La guerre en Ukraine marque l’érosion du consensus sur les questions internationales

À l’occasion de la conférence en ligne sur l’analyse des programmes des candidats et candidates sur les questions internationales, en partenariat avec l’Institut Open Diplomacy, l’Institut Montaigne et le JDD, et le soutien de Focus 2030, retrouvez la tribune de Gilles Finchelstein, directeur général de la Fondation Jean-Jaurès qui décrypte les clivages existants entre les candidats et les candidates, alors que la guerre a éclaté entre l’Ukraine et la Russie.

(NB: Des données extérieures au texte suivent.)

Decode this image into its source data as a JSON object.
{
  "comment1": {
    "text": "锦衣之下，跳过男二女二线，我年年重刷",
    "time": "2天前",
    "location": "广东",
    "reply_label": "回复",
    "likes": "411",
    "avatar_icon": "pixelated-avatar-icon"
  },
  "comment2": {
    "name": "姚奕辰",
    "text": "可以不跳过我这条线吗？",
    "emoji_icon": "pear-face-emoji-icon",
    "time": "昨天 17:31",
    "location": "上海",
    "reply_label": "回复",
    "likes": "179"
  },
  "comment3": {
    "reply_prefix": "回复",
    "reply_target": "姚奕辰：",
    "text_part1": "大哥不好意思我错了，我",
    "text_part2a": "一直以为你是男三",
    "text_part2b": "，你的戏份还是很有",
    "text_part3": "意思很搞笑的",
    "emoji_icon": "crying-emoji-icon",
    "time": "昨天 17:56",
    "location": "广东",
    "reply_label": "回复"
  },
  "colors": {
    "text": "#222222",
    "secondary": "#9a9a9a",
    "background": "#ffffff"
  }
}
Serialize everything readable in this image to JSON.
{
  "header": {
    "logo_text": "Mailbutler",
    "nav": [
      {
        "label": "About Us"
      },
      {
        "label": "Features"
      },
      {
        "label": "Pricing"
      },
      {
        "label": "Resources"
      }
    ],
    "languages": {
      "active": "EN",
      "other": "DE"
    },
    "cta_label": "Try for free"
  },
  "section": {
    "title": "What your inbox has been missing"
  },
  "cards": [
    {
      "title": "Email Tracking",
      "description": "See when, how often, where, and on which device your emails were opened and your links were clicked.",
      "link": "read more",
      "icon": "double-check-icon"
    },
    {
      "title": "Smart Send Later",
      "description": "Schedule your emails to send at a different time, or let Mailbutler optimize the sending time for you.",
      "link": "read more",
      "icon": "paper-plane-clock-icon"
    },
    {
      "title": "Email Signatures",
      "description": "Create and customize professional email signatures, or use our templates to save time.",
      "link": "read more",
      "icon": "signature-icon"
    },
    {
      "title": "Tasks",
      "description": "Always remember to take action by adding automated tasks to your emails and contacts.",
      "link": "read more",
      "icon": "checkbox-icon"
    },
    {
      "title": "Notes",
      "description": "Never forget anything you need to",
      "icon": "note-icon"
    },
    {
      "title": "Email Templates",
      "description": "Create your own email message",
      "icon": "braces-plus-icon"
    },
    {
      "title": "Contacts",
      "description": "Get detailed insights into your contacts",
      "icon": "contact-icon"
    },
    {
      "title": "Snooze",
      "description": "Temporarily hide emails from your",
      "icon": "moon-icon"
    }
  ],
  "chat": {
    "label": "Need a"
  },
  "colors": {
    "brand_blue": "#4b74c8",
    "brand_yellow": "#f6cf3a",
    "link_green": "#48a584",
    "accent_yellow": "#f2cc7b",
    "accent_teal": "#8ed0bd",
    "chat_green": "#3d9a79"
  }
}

L’événement est d’autant plus exceptionnel que la Russie, petite puissance économique mais grande puissance militaire, est l’agresseur ; que la sécurité collective est en jeu et que nul ne peut dire avec certitude ce que seront les prochaines étapes ; que les répercussions économiques, énergétiques ou alimentaires seront sérieuses ; et, surtout, que les principes en cause – notamment l’inviolabilité des frontières – sont centraux dans l’ordre juridique international.

Ce faisant, la politique internationale se retrouve au cœur de la campagne présidentielle. Voilà une situation inédite depuis bien longtemps. Il serait erroné de penser que la campagne est suspendue avant de reprendre son cours normal – et pas seulement parce que la guerre va durer. Hier, en effet, la campagne faisait l’événement – c’est-à-dire que les positions et les propositions des candidats créaient la conversation publique et forgeaient les opinions. Aujourd’hui, de plus en plus, c’est l’inverse : l’événement fait la campagne – c’est-à-dire qu’un événement surgit, cannibalise les débats, mobilise l’opinion qui se forge une conviction sur les candidats en fonction de la manière dont ils réagissent à l’événement. Nous l’avons vu cet été en Allemagne avec les inondations. Nous le voyons ici avec la crise sanitaire et, désormais, avec la guerre.

L’analyse des positions des candidats à l’élection présidentielle est donc importante et doublement éclairante. Elle illustre, d’une part, l’érosion du consensus sur les questions internationales – consensus autour de ce que l’on a appelé le « gaullo-miterrandisme » et qui a rassemblé non seulement les présidents qui se sont succédé mais aussi les candidats qui pouvaient prétendre devenir président. Elle témoigne, d’autre part, la multiplication des clivages qui traversent le champ politique sur les questions internationales.

Premier clivage : l’est et l’ouest. C’est là la question du maintien de la France dans le commandement intégré de l’Otan qui est posée – entre ceux qui veulent en sortir (Mélenchon, Zemmour, Le Pen) et les autres. Mais c’est aussi le rapport à la Chine (Valérie Pécresse évoquant un « rival systémique ») et à la Russie qui est posé – avec des clivages symétriques à ceux sur l’Otan.

Deuxième clivage : le droit et la force. Ce clivage se manifeste notamment sur la place que les candidats veulent donner au multilatéralisme – entre ceux (Jean-Luc Mélenchon, Yannick Jadot, Anne Hidalgo et Valérie Pécresse) qui le défendent sans nécessairement l’entendre de la même manière – et ceux (Marine Le Pen et Éric Zemmour) qui veulent en réduire la portée.

Troisième clivage : la gauche et la droite. Sur plusieurs sujets décisifs pour l’avenir (levée au moins temporaire des vaccins, augmentation de l’aide publique au développement, politique climatique ambitieuse, diplomatie féministe), on retrouve l’axe traditionnel entre la gauche et la droite.

Au final, en combinant ces clivages, on voit se dégager différentes visions de la France qui peuvent être résumées par une question simple : veut-on une France repliée sur elle-même et cherchant à défendre isolément ses seuls intérêts ou veut-on une France ouverte sur le monde, au cœur de l’Union européenne, promouvant des valeurs universelles et se plaçant à la pointe des combats pour les femmes, le climat, la santé ou la démocratie ?

Ce débat international va aussi passer au révélateur l’image des candidats en réévaluant l’importance de la « présidentiabilité » et de la « crédibilité ». Avant la guerre, Emmanuel Macron disposait sur ces deux critères d’une avance substantielle par rapport à tous ses adversaires et notamment par rapport à ceux qui défendent les points de vue les plus opposés aux siens sur la crise ukrainienne. Sur l’étoffe présidentielle, il comptait 25 de plus que Marine Le Pen, 37 de plus qu’Éric Zemmour, 39 de plus que Jean-Luc Mélenchon. Sur l’image donnée à l’étranger, les écarts étaient respectivement de 32 points, 39 points et 41 points. Telle était la situation au départ de cette crise ; la question de savoir ce qu’elle sera dans les prochains jours et les prochaines semaines est désormais ouverte.